Executives also addressed Saks Global’s Chapter 11 filing on January 13. Tagliabue said Saks is an important partner for luxury brands, that discussions regarding past-due receivables are ongoing, and that the outcome remains uncertain. He said the group has the financial and business strength to absorb the event given Saks Global’s limited revenue incidence. Management indicated that Saks, Neiman, and Bergdorf Goodman together represent a low single-digit share of group revenues, while noting that the key issue is potential bad-debt accruals rather than inventory exposure.
Looking ahead, management said the Zegna brand’s growth is being driven primarily by price/mix rather than volume, and Tagliabue said the company is taking mid-single-digit price increases in Spring and Fall 2026 to offset currency fluctuations.
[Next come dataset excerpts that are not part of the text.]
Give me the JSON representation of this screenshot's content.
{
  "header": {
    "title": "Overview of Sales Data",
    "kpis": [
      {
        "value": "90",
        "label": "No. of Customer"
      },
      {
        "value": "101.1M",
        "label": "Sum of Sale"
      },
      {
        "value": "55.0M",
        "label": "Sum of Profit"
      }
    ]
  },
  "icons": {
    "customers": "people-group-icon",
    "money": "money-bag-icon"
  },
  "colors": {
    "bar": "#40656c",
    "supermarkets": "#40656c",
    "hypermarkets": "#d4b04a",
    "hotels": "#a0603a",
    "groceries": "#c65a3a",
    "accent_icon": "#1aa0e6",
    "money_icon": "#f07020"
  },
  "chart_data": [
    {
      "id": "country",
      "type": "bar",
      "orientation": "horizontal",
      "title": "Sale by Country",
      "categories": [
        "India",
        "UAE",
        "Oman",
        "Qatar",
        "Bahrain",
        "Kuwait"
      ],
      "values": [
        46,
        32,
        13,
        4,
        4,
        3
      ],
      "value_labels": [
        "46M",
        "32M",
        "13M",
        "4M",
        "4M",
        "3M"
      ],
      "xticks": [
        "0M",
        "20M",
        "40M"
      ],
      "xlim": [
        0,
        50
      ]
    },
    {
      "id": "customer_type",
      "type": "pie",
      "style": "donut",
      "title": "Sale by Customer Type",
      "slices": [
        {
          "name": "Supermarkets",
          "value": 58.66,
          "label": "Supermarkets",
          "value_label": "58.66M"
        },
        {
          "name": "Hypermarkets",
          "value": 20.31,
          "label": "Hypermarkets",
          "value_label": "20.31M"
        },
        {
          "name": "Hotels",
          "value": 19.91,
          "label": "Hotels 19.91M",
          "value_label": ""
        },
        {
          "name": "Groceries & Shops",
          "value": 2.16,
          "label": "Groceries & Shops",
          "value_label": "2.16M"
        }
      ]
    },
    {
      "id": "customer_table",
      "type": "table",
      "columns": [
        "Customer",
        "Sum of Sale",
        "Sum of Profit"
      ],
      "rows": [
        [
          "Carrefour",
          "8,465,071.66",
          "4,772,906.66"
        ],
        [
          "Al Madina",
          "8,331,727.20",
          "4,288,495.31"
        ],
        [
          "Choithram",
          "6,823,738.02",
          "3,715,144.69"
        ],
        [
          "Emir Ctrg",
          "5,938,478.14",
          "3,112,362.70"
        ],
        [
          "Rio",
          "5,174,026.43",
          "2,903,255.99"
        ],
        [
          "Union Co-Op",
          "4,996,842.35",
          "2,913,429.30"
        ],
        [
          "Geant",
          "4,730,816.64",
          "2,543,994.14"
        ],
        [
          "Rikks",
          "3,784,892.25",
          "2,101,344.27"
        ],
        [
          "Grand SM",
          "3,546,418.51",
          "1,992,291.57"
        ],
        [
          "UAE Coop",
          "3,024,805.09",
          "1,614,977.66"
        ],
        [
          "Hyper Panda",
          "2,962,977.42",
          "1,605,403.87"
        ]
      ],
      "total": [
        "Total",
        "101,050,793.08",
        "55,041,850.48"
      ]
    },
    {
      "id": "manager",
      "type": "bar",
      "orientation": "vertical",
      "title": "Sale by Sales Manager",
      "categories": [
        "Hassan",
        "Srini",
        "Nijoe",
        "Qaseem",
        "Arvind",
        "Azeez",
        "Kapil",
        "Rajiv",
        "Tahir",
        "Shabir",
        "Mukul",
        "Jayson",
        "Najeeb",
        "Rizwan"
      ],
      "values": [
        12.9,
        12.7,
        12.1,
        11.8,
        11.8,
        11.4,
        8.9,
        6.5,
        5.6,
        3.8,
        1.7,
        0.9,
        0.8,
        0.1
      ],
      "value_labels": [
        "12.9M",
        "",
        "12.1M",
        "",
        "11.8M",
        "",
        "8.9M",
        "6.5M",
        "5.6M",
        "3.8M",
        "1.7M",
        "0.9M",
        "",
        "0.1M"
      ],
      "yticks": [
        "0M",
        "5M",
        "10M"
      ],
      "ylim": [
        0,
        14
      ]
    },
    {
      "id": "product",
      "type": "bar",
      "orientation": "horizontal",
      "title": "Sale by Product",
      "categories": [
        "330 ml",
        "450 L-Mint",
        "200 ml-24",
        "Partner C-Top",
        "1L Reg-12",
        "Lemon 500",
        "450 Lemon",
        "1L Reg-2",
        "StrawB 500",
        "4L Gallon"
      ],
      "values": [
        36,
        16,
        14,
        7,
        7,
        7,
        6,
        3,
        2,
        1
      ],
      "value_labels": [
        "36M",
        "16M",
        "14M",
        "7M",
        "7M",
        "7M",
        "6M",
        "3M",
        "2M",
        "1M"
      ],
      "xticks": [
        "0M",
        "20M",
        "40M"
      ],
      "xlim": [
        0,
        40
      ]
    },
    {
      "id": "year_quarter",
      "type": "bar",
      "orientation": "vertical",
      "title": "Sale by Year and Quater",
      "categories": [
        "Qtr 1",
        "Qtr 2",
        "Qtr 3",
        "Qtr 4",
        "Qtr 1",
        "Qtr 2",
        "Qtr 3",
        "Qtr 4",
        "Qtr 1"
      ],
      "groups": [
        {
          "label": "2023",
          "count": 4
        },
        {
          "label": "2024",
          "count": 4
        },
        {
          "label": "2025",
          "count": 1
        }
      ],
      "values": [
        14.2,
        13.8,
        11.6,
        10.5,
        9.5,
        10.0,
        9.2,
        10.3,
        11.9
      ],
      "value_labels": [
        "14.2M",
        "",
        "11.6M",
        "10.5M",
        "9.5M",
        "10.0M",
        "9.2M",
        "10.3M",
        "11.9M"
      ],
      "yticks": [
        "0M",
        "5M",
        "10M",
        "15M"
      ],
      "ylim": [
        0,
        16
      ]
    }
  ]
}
The group also said it had experienced a roughly 2.6% currency headwind in 2025 (the difference between reported and organic growth) and was budgeting for a similar FX impact, partially mitigated by hedging.
About Ermenegildo Zegna (NYSE:ZGN)
Ermenegildo Zegna is a global luxury fashion house specializing in men’s tailored clothing, casualwear, accessories, footwear and fragrances. With a focus on high-quality fabrics and craftsmanship, the company manages the entire value chain from wool sourcing and textile production to garment design, manufacturing and retail distribution.
Founded in 1910 by Ermenegildo Zegna in Trivero, Italy, the company began as a textile mill dedicated to producing fine wool fabrics. Over the decades it expanded into ready-to-wear clothing and built a reputation for sartorial excellence.